Avec Blow Out, Brian De Palma offre une relecture du Blow-Up d’Antonioni profondément ancrée dans le monde du cinéma, un univers qui, par le caractère réflexif des méthodes narratives chères au réalisateur, tient un rôle esthétique central dans sa filmographie. A la manière de ce qu’avait fait Coppola dans son chef d'œuvre méconnu Conversation secrète dès 1974, De Palma fait glisser le nœud de l’intrigue du film d’Antonioni d’un élément visuel (le repérage d’un meurtre au second plan d’une photographie) vers quelque chose de sonore, lui permettant de creuser la relation entre l’image et le son en prenant non plus pour héros un photographe de mode mais un ingénieur du son qui enchaîne depuis quelques années des séries B caractéristiques du cinéma d’exploitation made in Hollywood entre la fin des années 1970 et celle des années 1980. Comme l’avait parfaitement réussi Coppola, De Palma précipite son héros dans une aventure paranoïaque où les théories du complot se multiplient et les apparences s’avèrent toujours trompeuses.

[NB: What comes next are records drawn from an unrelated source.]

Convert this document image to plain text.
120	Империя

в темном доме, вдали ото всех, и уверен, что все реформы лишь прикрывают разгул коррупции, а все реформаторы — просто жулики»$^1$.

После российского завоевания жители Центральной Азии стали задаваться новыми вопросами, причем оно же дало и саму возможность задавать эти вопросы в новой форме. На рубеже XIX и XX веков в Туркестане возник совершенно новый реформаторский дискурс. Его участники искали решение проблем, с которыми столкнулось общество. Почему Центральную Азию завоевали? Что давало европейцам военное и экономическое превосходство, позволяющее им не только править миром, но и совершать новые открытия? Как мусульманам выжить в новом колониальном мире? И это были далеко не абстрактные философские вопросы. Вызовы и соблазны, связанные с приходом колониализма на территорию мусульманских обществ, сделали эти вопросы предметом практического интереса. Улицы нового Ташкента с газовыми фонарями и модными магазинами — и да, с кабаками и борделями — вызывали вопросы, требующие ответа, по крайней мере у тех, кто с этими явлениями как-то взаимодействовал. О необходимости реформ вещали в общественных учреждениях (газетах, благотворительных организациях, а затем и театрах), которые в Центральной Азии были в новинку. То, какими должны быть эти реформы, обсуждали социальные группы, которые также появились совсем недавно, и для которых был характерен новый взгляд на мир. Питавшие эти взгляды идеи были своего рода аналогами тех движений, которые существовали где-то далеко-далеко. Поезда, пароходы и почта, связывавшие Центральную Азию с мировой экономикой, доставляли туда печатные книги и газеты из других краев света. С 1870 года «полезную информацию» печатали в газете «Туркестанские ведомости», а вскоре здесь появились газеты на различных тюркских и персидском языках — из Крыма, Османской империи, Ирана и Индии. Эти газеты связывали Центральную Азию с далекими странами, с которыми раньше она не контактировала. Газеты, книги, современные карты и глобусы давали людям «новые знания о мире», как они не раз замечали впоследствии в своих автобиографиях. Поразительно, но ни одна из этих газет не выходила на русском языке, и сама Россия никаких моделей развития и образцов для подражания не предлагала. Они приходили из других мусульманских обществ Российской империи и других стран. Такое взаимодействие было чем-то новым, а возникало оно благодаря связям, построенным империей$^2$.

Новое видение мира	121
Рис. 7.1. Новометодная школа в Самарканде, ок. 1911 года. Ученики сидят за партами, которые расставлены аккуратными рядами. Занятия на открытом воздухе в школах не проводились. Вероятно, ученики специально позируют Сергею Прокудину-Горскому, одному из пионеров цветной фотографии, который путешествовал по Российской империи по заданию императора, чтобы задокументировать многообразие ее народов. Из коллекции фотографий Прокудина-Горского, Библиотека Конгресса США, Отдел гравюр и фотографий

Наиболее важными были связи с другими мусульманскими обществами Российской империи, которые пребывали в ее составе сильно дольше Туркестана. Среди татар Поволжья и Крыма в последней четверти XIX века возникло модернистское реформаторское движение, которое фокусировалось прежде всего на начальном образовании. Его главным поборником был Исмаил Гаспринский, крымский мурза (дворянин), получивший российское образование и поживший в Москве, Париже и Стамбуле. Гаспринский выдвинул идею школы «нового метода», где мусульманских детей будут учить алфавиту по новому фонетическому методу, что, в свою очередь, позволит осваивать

Orchestrant des séquences à la mise en scène grandiloquente (notamment les derniers instants magnifiques du film qui se déroulent lors d'une nuit éclairée par les feux d'artifice commémoratifs du Liberty Day) où un sens de l’humour fin se mêle sans cesse à un amour assumé du cinéma et de son Histoire, le cinéaste profite de son sujet pour dénoncer, fidèle à ses habitudes, l’artifice du médium qu’il emploie avant de finalement réinjecter, non sans ironie, une part de réalité dans la fiction. Un divertissement savoureux et intelligent au même titre que L’Esprit de Caïn, Body Double, Phantom of the Paradise et Pulsions ; films dans lesquels De Palma met en scène ses obsessions avec une rare capacité à prendre le recul nécessaire pour nous faire ressentir sa passion avec une sincérité désarmante.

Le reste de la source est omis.